O Fundo POP deu início ao repasse de recursos para dez organizações da sociedade civil de base comunitária, marcando um novo passo no financiamento de iniciativas periféricas no Brasil. Criado para apoiar estruturas organizacionais e garantir atuação contínua, o fundo é resultado da parceria entre o Instituto ACP (IACP) e a Iniciativa Pipa. Nesta primeira etapa, serão investidos cerca de R$ 2 milhões ao longo de três anos.
Cada organização selecionada receberá R$ 150 mil, distribuídos em parcelas anuais, além de participar de um programa estruturado de fortalecimento institucional, com mentorias, formação e integração em uma comunidade de aprendizagem. O fundo conta ainda com coinvestimento da Fundação Tide Setubal, Instituto Incube, Humanity United, Instituto Galo da Manhã e Sall Family Foundation.
A criação do Fundo POP responde a uma dificuldade histórica de organizações periféricas em acessar investimentos de longo prazo para consolidar suas estruturas administrativas e ampliar sua capacidade de atuação. “Historicamente, as periferias estão lidando com os piores problemas com recursos mínimos. O Fundo POP nasceu para mostrar que é possível mudar essa lógica e investir diretamente na potência dessas organizações”, afirma Erika Sanchez Saez, diretora-executiva do Instituto ACP.

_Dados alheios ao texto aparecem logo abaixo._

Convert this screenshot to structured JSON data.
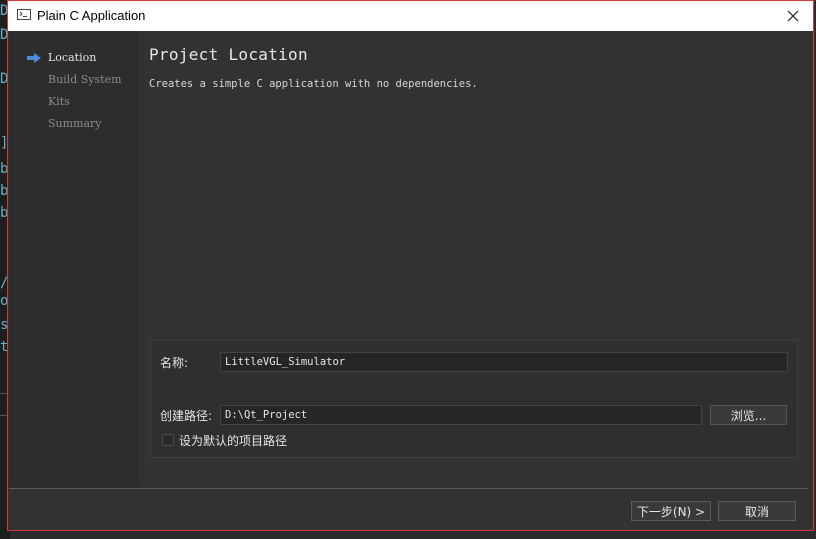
{
  "window": {
    "title": "Plain C Application",
    "close_glyph": "✕"
  },
  "background_editor": {
    "glyphs": [
      "D",
      "D",
      "D",
      "]",
      "b",
      "b",
      "b",
      "/",
      "o",
      "s",
      "t"
    ]
  },
  "sidebar": {
    "steps": [
      {
        "label": "Location",
        "active": true
      },
      {
        "label": "Build System",
        "active": false
      },
      {
        "label": "Kits",
        "active": false
      },
      {
        "label": "Summary",
        "active": false
      }
    ]
  },
  "main": {
    "title": "Project Location",
    "subtitle": "Creates a simple C application with no dependencies."
  },
  "form": {
    "name_label": "名称:",
    "name_value": "LittleVGL_Simulator",
    "path_label": "创建路径:",
    "path_value": "D:\\Qt_Project",
    "browse_label": "浏览...",
    "default_path_label": "设为默认的项目路径",
    "default_path_checked": false
  },
  "footer": {
    "next_label": "下一步(N) >",
    "cancel_label": "取消"
  },
  "colors": {
    "accent_arrow": "#4a90d9",
    "dialog_border": "#d33a3a",
    "dialog_bg": "#323232"
  }
}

A metodologia do fundo é baseada no fortalecimento institucional, compreendendo que a sustentabilidade e o impacto social dependem de estruturas sólidas, planejamento e autonomia. “Não se trata apenas de financiar atividades pontuais, mas de contribuir para que essas organizações tenham condições de permanecer ativas e relevantes ao longo do tempo”, reforça Gelson Henrique, cofundador e diretor executivo da Iniciativa Pipa.
A diversidade das organizações selecionadas reflete a pluralidade das periferias brasileiras. Foram contempladas iniciativas focadas em cultura, direitos das mulheres negras, meio ambiente, segurança alimentar, educação e desenvolvimento comunitário. Elas estão distribuídas em nove estados, incluindo Pará, Pernambuco, Bahia, Goiás, São Paulo, Rio de Janeiro, Mato Grosso e Rio Grande do Sul.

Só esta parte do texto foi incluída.